The CAF checklist: are NHS trusts ready for new cybersecurity rules?

From June, NHS England trusts will be required to follow a new set of cybersecurity guidelines based on the National Cyber Security Centre’s advanced Cyber Assessment Framework (CAF). The Department of Health and Social Care’s aim is to move NHS England from baseline cybersecurity to a more robust strategy for future resilience.

But timelines are tight, with the changes only being announced in September 2024 and compliance required by 30 June 2025. If trusts do not comply in a timely manner, they will face reputational damage and could lose out on potential cybersecurity funding in the future. Complying well before the deadline, on the other hand, will give them an opportunity to become a cybersecurity leader within the NHS, and a valuable resource for other trusts to look to.

Here we look at the actions trusts should be taking immediately to prepare themselves for CAF adoption.

What is CAF?

CAF is not designed to replace any existing frameworks. Instead, it should be integrated alongside existing policies and controls to enhance a trust’s security profile.

The framework takes a holistic approach to cybersecurity and consists of five key pillars covering the entire gauntlet of security:

• Governance: Establishing clear policies, roles, and risk management processes. Trusts must now provide detailed evidence of systems testing, risk mitigation plans and supply chain security assessments.
• Protection: Ensuring the confidentiality, integrity, and availability of systems and data. This includes technical controls like network segmentation, encryption and multifactor authentication.
• Detect and Respond: Implementing robust monitoring and incident response mechanisms. This includes organisational measures like response planning and technical measures like threat detection systems.
• Resilience: Maintaining operational continuity during and after cyber incidents, including having strong recovery capabilities in place
• Legislation: Ensuring that information is used and shared lawfully and appropriately.

This means that achieving compliance will require trusts to think through every single aspect of their cybersecurity infrastructure.

Where to start with CAF

The first thing trusts need to do is perform a check-up on their existing cyber resilience. They can then determine how much they already align with CAF’s pillars. The starting point should be to assess whether they are following these key principles:

• Document all data: Trusts should be documenting all personal data they hold – including where it came from, who it is shared with and what is done with it. Gaps in data security measures can easily emerge without comprehensive visibility over information assets and how they’re being used.
• Support staff in cyber security literacy: Trusts should ensure there is a data protection and security induction in place for all new entrants to the organisation, plus a programme for continued professional development.

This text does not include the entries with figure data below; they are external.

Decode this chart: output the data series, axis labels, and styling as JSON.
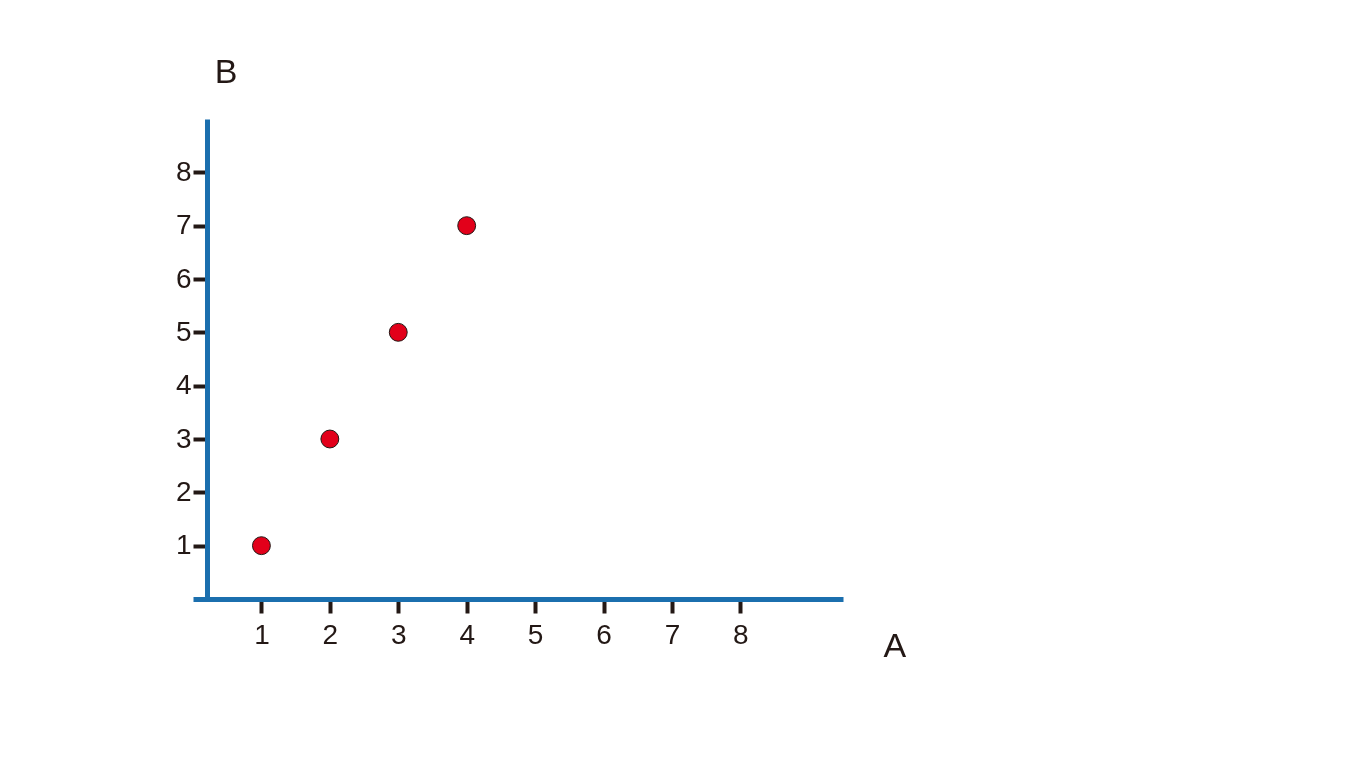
{
  "chart_data": {
    "type": "scatter",
    "xlabel": "A",
    "ylabel": "B",
    "x": [
      1,
      2,
      3,
      4
    ],
    "series": [
      {
        "color": "#e2001a",
        "values": [
          1,
          3,
          5,
          7
        ]
      }
    ],
    "xlim": [
      0,
      9.5
    ],
    "ylim": [
      0,
      9
    ],
    "xticks": [
      1,
      2,
      3,
      4,
      5,
      6,
      7,
      8
    ],
    "yticks": [
      1,
      2,
      3,
      4,
      5,
      6,
      7,
      8
    ],
    "marker": "circle",
    "grid": false
  }
}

Even a basic level of cyber security literacy can help thwart common attack tactics like social engineering.
• All technologies must be ‘secure by design’: When procuring or developing any software or system for use in healthcare, ensure security is baked in at the foundational level of design rather than tacked on at later stages. Recommended practices include encrypting data, using two-factor authentication, timely patching, and fine-grained access control.
• Test and improve cyber incident response: Trusts should be constantly testing and refining their incident response plans. With patient lives on the line, it’s vital that they are able to respond to any security incidents rapidly. Strategies for improvement should involve benchmarking performance using industry surveys and collecting response time metrics for each cyber incident.

Strategies for adoption

Once trusts are confident they have a strong baseline to work from, they must turn their attention to meeting CAF’s requirements.

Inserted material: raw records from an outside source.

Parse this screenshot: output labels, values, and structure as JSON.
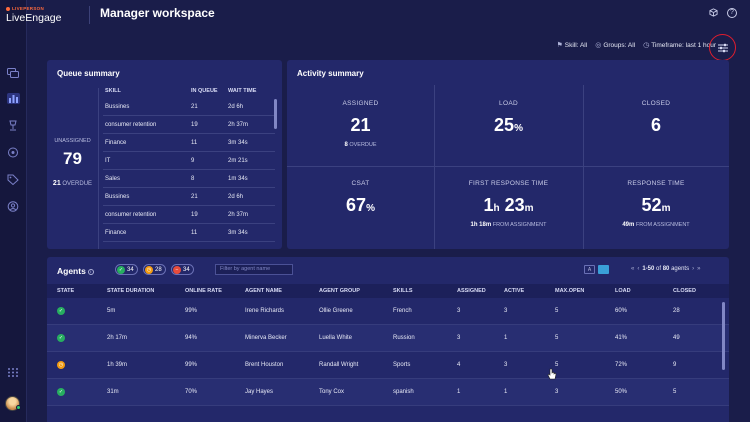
{
  "app": {
    "brand_small": "LIVEPERSON",
    "brand_product": "LiveEngage",
    "workspace_title": "Manager workspace"
  },
  "sidebar": {
    "items": [
      {
        "name": "conversations-icon"
      },
      {
        "name": "manager-workspace-icon"
      },
      {
        "name": "campaigns-icon"
      },
      {
        "name": "automation-icon"
      },
      {
        "name": "tags-icon"
      },
      {
        "name": "users-icon"
      },
      {
        "name": "apps-grid-icon"
      }
    ]
  },
  "filters": {
    "skill": "Skill: All",
    "groups": "Groups: All",
    "timeframe": "Timeframe: last 1 hour"
  },
  "queue_summary": {
    "title": "Queue summary",
    "unassigned_label": "UNASSIGNED",
    "unassigned_value": "79",
    "overdue_value": "21",
    "overdue_label": "OVERDUE",
    "columns": [
      "SKILL",
      "IN QUEUE",
      "WAIT TIME"
    ],
    "rows": [
      [
        "Bussines",
        "21",
        "2d 6h"
      ],
      [
        "consumer retention",
        "19",
        "2h 37m"
      ],
      [
        "Finance",
        "11",
        "3m 34s"
      ],
      [
        "IT",
        "9",
        "2m 21s"
      ],
      [
        "Sales",
        "8",
        "1m 34s"
      ],
      [
        "Bussines",
        "21",
        "2d 6h"
      ],
      [
        "consumer retention",
        "19",
        "2h 37m"
      ],
      [
        "Finance",
        "11",
        "3m 34s"
      ]
    ]
  },
  "activity_summary": {
    "title": "Activity summary",
    "assigned": {
      "label": "ASSIGNED",
      "value": "21",
      "sub_value": "8",
      "sub_label": "OVERDUE"
    },
    "load": {
      "label": "LOAD",
      "value": "25",
      "unit": "%"
    },
    "closed": {
      "label": "CLOSED",
      "value": "6"
    },
    "csat": {
      "label": "CSAT",
      "value": "67",
      "unit": "%"
    },
    "first_response": {
      "label": "FIRST RESPONSE TIME",
      "value_h": "1",
      "unit_h": "h",
      "value_m": "23",
      "unit_m": "m",
      "sub_value": "1h 18m",
      "sub_label": "FROM ASSIGNMENT"
    },
    "response": {
      "label": "RESPONSE TIME",
      "value": "52",
      "unit": "m",
      "sub_value": "49m",
      "sub_label": "FROM ASSIGNMENT"
    }
  },
  "agents": {
    "title": "Agents",
    "status_counts": [
      {
        "count": "34",
        "color": "#27ae60",
        "icon": "check-icon"
      },
      {
        "count": "28",
        "color": "#f39c12",
        "icon": "clock-icon"
      },
      {
        "count": "34",
        "color": "#e74c3c",
        "icon": "minus-icon"
      }
    ],
    "search_placeholder": "Filter by agent name",
    "pager": {
      "range": "1-50",
      "of": "of",
      "total": "80",
      "unit": "agents"
    },
    "columns": [
      "STATE",
      "STATE DURATION",
      "ONLINE RATE",
      "AGENT NAME",
      "AGENT GROUP",
      "SKILLS",
      "ASSIGNED",
      "ACTIVE",
      "MAX.OPEN",
      "LOAD",
      "CLOSED"
    ],
    "rows": [
      {
        "state": "online",
        "color": "#27ae60",
        "duration": "5m",
        "rate": "99%",
        "name": "Irene Richards",
        "group": "Ollie Greene",
        "skills": "French",
        "assigned": "3",
        "active": "3",
        "maxopen": "5",
        "load": "60%",
        "closed": "28"
      },
      {
        "state": "online",
        "color": "#27ae60",
        "duration": "2h 17m",
        "rate": "94%",
        "name": "Minerva Becker",
        "group": "Luella White",
        "skills": "Russion",
        "assigned": "3",
        "active": "1",
        "maxopen": "5",
        "load": "41%",
        "closed": "49"
      },
      {
        "state": "away",
        "color": "#f39c12",
        "duration": "1h 39m",
        "rate": "99%",
        "name": "Brent Houston",
        "group": "Randall Wright",
        "skills": "Sports",
        "assigned": "4",
        "active": "3",
        "maxopen": "5",
        "load": "72%",
        "closed": "9"
      },
      {
        "state": "online",
        "color": "#27ae60",
        "duration": "31m",
        "rate": "70%",
        "name": "Jay Hayes",
        "group": "Tony Cox",
        "skills": "spanish",
        "assigned": "1",
        "active": "1",
        "maxopen": "3",
        "load": "50%",
        "closed": "5"
      }
    ]
  }
}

CAF is an extensive framework, and no doubt teams will have many questions about how it functions and how best to achieve each of its objectives. Managers should be actively encouraging their whole organisation to question the process in this way from the start, since this will actively promote the culture of security that is so critical to CAF. They don’t have to provide answers right away, but these questions will be helpful in guiding implementation going forward.

Trusts also need to be honest when completing their initial CAF compliance self-assessments. Trusts might feel under pressure to make the assessments appear as positive as possible, but while a negative self-assessment can be painful, it is vital to be honest about where they stand on cyber resilience so that they can identify the correct problems early on and have the proper context within which to address them.

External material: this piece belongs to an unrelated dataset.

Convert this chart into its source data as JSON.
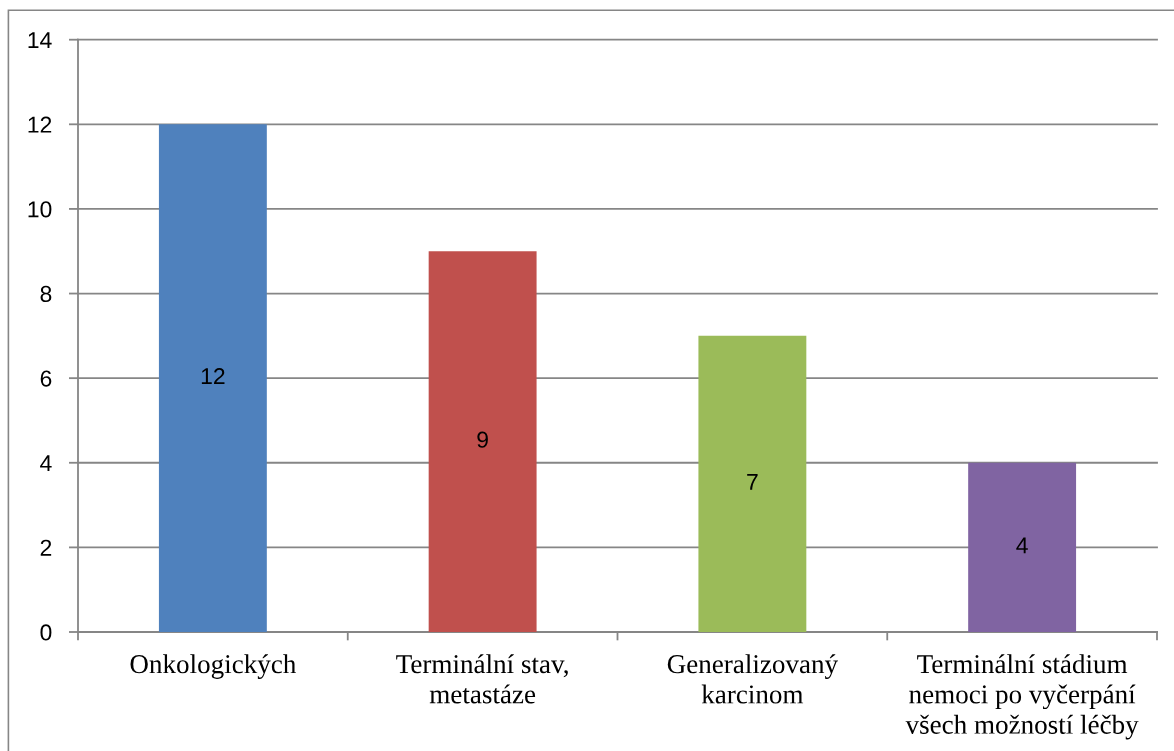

Likewise, trusts should not expect to become cybersecurity experts overnight – nor do they have the resources to hire significant numbers of new cybersecurity staff. In the early stages of building resilience, it will be vital to work with third-party organisations who specialise in this area and can rapidly get to grips with more advanced cybersecurity requirements.

Change is possible

If NHS trusts are to fully comply with CAF, there will be much more work to do. But from the start, they need to be honest about their current cybersecurity capabilities and engage with the entire organisation to identify pain points. This will enable trusts to quickly build momentum for improvements, and allow them to bring in security partners to focus on more advanced requirements.

Always remember: cyber maturity is a journey rather than a destination. Attacks will continue to evolve, and there will always be ways to improve resilience. CAF can only be a positive thing for the NHS, and trusts should be embracing the framework enthusiastically. This is a golden opportunity to reset their cyber security compliance and lead the way in protecting patient data from advanced attacks.